I’ve had big wake-ups in my life and many, many of them. My near-death scenarios alone are enough to make me realize how precious this all is, let alone the deaths of those around me. Yet, like everyone else, I forget how important moments are, and how unique every day is. I fall into the drone of the routine. I am just another mindless soul shuffling down the city streets, just like you. And sometimes I manage to wake the hell up and stop avoiding death just long enough to live a little life for a bit.
I have been working like a dog for all the wrong reasons. I’ve not been enjoying my life. I don’t have fun with my friends. I don’t get shagged or date or smile unprovoked these days. Something slipped away from me during all my crazy, crazy months that have started and persisted throughout this dreaded year of 2006. Some good moments in there, to be sure, but it’s mostly been stress and worry, and for what? Has it all been worth it? The short answer: Not on your life. Certainly not on mine.
Now my father lies in ICU, his condition not changing, which is good and bad all at the same time. And I remember: I was always the smell-the-roses type. You know, I have previously planned roadtrips so minutely as to pre-arrange my positioning for sunrises. You know, on top of X mountain for sunrise, that sort of thing. I know how to live life. Goddamned right I do. I know how to indulge and laugh and be spontaneous. Hell, I wrote the fucking book on it. Yet I, too, have fallen victim to coasting through life on cruise control instead of grabbing the fucking wheel and just going, you know?

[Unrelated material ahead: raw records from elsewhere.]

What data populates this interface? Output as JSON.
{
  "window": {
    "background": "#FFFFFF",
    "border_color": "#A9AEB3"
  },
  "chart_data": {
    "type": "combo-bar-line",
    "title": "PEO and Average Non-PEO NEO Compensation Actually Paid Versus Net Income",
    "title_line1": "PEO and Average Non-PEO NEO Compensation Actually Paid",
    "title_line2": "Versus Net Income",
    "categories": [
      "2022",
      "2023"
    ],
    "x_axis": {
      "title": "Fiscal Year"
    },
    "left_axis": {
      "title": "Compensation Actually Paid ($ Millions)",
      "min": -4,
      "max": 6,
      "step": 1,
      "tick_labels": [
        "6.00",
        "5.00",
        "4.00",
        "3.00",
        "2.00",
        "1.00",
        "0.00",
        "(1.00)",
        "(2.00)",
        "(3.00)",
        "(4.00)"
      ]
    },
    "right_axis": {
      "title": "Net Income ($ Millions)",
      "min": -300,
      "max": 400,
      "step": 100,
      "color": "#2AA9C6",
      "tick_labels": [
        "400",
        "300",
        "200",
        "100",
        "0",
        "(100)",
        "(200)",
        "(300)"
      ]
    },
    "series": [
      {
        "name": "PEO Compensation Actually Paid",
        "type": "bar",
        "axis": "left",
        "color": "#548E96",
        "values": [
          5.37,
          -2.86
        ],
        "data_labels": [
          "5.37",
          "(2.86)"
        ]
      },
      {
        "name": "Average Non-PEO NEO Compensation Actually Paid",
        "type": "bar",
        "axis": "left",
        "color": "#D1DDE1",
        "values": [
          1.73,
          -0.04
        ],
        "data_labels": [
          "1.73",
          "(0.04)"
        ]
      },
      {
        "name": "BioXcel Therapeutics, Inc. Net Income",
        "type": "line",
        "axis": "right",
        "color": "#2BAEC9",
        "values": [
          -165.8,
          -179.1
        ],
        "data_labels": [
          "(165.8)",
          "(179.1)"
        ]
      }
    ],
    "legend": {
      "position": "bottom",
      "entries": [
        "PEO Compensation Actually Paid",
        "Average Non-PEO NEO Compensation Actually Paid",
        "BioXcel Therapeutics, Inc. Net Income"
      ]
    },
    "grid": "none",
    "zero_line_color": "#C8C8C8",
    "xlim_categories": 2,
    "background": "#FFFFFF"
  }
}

I suspect my father will get well. There’s no hard proof. Just hope and prayers and superstitious rituals. I know I’ll still be single when the windows start to clatter and the winds really howl as they rip through the gap between these two apartment buildings late tonight. I know that, no matter what happens tomorrow, with me, my father, my life, that I’ll still have a pulse and life will still be there, waiting to be lived by a girl with as keen a passion for life as I know I once had and will have again.
Anyhow. This is a meandering post, but I just wanted to check in, say hey, I’m still around, and yeah, life’s a bitch and a grind, but it is what it is, and even in the shittiest of days there can be pluses to be had. Just takes a little creativity and a whole lot of willingness to look at the finer points in order to find the good stuff. Somehow, I’m managing to do just that.
Meanwhile. I’m overdue for a nice hot bath. Enjoy your warm-bodied bed-buddies if you have ’em. This girl’s a low-maintenance party of one this evening.